Cette année, le Secours populaire constate une augmentation exponentielle du nombre de ses bénéficiaires. A la braderie de l'association, ce jeudi, les témoignages racontent la dégradation des conditions de vie des plus modestes.

A la braderie du Secours populaire de Poitiers, Aurélie est venue trouver de quoi améliorer son quotidien : des vêtements, de la vaisselle ou encore des produits d'hygiène. Le tout, à petit prix. Cette mère de famille élève seule ses quatre enfants et confie qu'elle ne peut plus s'en sortir.

"Je me prive de repas. A la place, je grignote. A table, mes enfants me demandent pourquoi je ne mange pas. Je réponds que je mangerai plus tard...", explique-t-elle. "Par les temps qui courent, faire les courses, c'est très compliqué. Ici, au Secours populaire, ça permet de faire plaisir aux enfants, à bas coût."

Avec comme revenus les seules allocations de la CAF et une petite pension alimentaire, Aurélie compte sur les associations et sur ses proches. Des amis lui donnent des légumes et sa grand-mère aide quand elle le peut.
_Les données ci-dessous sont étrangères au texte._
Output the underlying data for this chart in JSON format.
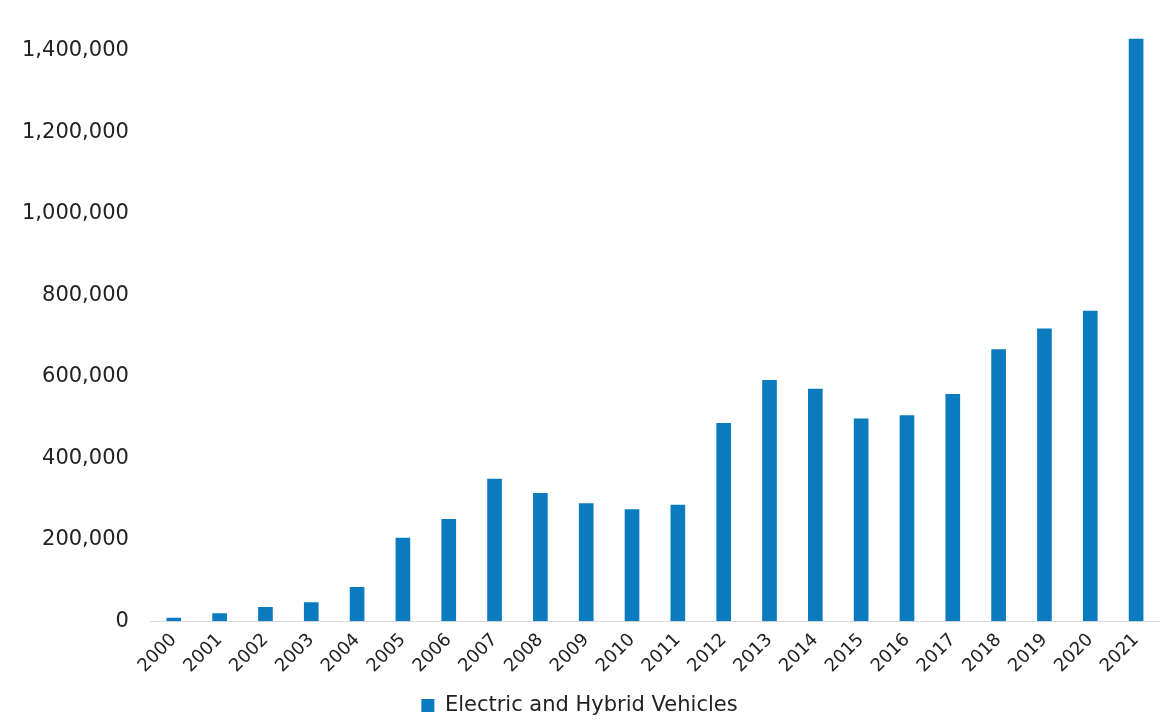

"On est partis dans un monde où des gens vont vivre à la rue. Mes enfants, je ne peux pas leur offrir de vacances, ça me fait mal au cœur", poursuit-elle.

Précarisation de la population 

Après la pandémie de Covid, les plus modestes doivent désormais affronter l'inflation qui touche des produits de première nécessité. En 2 ans, une partie de la population s'est précarisée. Le Secours populaire de la Vienne le constate à travers une arrivée massive de nouveaux bénéficiaires.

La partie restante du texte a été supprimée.